Of course, I was much more stirred by the hour-long retrospective that ran before the finale, not that I was at all surprised by this.  Thinking again about those little things in the early seasons that made the show so great, to listen to Eriq La Salle, Julianna Marguiles, Noah Wyle and Anthony Edwards talk about what it meant for them and what it was like to live through it was rather touching.  (Hard not to notice the absence of Clooney, though I imagine that was to be expected.)  Of course, it also recalled the moments that I constantly remember: the death (possible suicide) of surgical intern Dennis Gant in Season 3 ("Night Shift"), Div Cvetic's descent into madness in Season 1 ("The Gift"), the list is endless.  The retrospective also made blatantly clear that it was the first six or eight seasons of the show that really mattered, probably eight since that season saw the death of Mark Greene.  I found this both reassuring and pretty depressing.

It's depressing because it means that ER so obviously lost its greatness years ago but not its time-slot.  Typical of American television, the show was meant to extend forever and without a plan to close it out and thus an amount of time to let a viable story play out in, it's tough to expect the writers to keep coming up with compelling material that works in a larger narrative after the fourteenth season.  It's the nature of the way our television industry has chosen to operate, shows must be instant successes and if they are, they usually languish on the air long after they've become shells of themselves.  Just look at ABC, Desperate Housewives is still on after having lost relevance completely and Life On Mars gets canned after one season; it makes absolutely no sense.  During ER's life, NBC went from having a slate of "must see" shows to giving up four hours of primetime a week to Jay Leno.  This move is possibly the end of scripted, serious drama on NBC.  Friday Night Lights had to be saved by DirecTV (thankfully), and something tells me that Kings isn't going to make it.  We'll see how Southland fares.  Indeed, the entire landscape of television changed during ER's run, the advent of reality television, the explosion of HBO and other cable venues making smart, intensely interesting shows changed everything.  We've also got a lot more options now, but even so, it's unlikely that we'll ever see a drama pull in the forty-five million viewers each week that ER peaked at.
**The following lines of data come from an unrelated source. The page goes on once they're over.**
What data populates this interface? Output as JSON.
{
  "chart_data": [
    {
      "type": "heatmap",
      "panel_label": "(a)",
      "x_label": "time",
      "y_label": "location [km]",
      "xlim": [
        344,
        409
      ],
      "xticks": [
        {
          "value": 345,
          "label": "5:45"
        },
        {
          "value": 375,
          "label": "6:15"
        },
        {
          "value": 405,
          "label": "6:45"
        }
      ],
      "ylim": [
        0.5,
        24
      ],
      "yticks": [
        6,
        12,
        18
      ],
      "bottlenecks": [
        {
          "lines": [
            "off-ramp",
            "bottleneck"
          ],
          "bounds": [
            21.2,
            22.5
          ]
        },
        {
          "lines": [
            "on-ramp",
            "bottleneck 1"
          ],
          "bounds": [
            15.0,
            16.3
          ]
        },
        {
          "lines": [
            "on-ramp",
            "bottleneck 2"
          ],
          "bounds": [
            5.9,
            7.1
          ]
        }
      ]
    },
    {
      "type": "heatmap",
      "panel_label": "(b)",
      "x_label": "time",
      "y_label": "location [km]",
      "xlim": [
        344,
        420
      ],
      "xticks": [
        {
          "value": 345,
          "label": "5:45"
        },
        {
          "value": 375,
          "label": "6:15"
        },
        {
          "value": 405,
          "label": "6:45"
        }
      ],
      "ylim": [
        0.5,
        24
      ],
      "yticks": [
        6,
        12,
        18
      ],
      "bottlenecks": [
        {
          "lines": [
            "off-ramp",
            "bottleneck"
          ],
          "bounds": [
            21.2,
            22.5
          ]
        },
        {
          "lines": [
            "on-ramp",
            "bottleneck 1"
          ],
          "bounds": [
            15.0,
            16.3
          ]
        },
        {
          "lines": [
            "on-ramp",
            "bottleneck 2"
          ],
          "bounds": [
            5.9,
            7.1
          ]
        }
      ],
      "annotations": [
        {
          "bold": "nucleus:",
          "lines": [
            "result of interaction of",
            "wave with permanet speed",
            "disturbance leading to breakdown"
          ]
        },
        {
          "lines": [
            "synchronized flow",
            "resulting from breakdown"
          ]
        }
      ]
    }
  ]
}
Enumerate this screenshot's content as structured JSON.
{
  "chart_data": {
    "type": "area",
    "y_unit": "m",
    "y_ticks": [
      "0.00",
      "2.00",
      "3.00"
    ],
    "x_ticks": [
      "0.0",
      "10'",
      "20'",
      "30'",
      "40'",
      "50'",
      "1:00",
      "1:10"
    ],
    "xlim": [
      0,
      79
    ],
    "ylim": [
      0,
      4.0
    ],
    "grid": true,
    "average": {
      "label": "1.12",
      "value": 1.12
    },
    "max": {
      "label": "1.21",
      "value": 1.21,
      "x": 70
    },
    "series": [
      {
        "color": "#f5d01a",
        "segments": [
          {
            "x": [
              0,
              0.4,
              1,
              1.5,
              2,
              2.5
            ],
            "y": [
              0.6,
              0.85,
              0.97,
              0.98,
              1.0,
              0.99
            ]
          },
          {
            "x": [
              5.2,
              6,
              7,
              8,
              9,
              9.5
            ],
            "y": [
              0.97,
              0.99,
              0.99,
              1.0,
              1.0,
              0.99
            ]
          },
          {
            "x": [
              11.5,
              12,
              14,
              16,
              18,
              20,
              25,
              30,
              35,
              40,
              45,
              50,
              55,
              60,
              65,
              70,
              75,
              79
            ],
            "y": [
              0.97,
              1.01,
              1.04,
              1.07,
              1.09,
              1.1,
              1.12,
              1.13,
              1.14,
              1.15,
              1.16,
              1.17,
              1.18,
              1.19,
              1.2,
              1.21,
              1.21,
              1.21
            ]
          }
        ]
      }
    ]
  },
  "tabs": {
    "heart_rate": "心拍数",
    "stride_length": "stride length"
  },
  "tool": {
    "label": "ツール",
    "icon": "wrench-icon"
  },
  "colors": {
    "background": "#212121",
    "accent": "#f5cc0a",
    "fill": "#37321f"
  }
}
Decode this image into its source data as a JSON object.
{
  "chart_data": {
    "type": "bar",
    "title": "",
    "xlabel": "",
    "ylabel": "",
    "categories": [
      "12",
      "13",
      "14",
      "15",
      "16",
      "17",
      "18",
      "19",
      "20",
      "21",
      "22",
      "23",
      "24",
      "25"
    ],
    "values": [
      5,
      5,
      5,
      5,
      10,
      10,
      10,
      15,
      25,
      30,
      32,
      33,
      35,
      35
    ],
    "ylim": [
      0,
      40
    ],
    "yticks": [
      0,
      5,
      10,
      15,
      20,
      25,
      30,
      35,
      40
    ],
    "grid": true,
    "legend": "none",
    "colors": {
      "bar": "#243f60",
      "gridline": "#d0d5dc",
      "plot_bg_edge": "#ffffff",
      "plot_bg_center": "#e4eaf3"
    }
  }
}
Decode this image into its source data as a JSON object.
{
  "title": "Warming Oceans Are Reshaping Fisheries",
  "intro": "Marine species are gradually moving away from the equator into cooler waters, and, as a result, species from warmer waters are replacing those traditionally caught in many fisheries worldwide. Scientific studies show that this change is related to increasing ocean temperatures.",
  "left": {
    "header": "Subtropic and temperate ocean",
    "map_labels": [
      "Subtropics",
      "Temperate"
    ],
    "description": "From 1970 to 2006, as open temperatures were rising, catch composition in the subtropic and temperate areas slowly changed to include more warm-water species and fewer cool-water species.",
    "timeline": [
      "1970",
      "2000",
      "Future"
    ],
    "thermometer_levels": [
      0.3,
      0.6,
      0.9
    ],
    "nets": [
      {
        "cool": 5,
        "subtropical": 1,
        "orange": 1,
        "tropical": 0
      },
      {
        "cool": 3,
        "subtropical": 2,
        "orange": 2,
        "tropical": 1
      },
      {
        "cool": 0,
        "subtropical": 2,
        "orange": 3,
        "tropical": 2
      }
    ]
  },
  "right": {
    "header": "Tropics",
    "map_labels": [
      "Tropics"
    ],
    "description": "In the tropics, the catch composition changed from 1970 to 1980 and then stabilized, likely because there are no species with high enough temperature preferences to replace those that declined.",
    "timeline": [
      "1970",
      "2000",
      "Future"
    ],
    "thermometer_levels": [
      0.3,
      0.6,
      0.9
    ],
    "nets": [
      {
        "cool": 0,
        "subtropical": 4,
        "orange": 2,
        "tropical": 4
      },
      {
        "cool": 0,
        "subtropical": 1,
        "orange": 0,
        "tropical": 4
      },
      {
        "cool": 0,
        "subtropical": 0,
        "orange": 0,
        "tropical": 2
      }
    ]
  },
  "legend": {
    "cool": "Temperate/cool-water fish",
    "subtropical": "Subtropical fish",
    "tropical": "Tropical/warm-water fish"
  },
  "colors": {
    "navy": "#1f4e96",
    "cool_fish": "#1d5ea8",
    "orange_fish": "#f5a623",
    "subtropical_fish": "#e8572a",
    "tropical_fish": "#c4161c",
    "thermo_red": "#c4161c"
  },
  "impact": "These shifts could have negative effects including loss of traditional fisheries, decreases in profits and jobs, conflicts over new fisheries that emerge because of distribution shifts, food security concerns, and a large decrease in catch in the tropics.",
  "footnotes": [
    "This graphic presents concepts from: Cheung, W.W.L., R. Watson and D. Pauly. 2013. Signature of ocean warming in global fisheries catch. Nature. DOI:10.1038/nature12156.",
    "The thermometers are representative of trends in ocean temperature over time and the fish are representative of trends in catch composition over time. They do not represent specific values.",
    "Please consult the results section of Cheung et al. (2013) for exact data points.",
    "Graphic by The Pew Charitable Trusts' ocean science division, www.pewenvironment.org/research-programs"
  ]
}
This wasn't the first show that I've felt close to, it also wasn't the first finale that was deeply affecting.  I love television and consider myself a student of the medium, I watch the pilot of every new show just because.  In my adult life, I've thought about it more critically than most people who aren't paid to do so, and ER was the beginning of that for me.  No matter how long it had been since I'd watched a minute of it, the act of studying it so intensely for two years (and watching for two more) meant that it was rarely far from my thoughts, so it's hard not to be nostalgic now that it's been over for a few hours.  I've spent so much time watching it, thinking about and boring people with my thoughts on it and I feel the loss intensely right now.  I felt similarly when Seinfeld ended, except I still watch the reruns and I own all the seasons on DVD and often spend rainy Saturdays watching episode after episode, which is to say it's not gone in a permanent way.  ER was even more a part of my life and consciousness than Seinfeld was, which is crazy considering I'm a Jewish guy who grew up on Manhattan's Upper West Side, not one friend has been spared my pontificating about the show, and even when I stopped watching it, I've been unable to resist telling the story of writing my "thesis" about ER to newer friends.  It's basically standard material for me, and because of that, I've really never stopped thinking about the show.  It literally has consummed me for years, it was the definitive element of my collegiate experience, it has occupied more brain power and idle thought time than my favorite sports team.  But I don't own a single season of ER on DVD.  And I'm sure I'll never watch an airing again.  It's time to let go.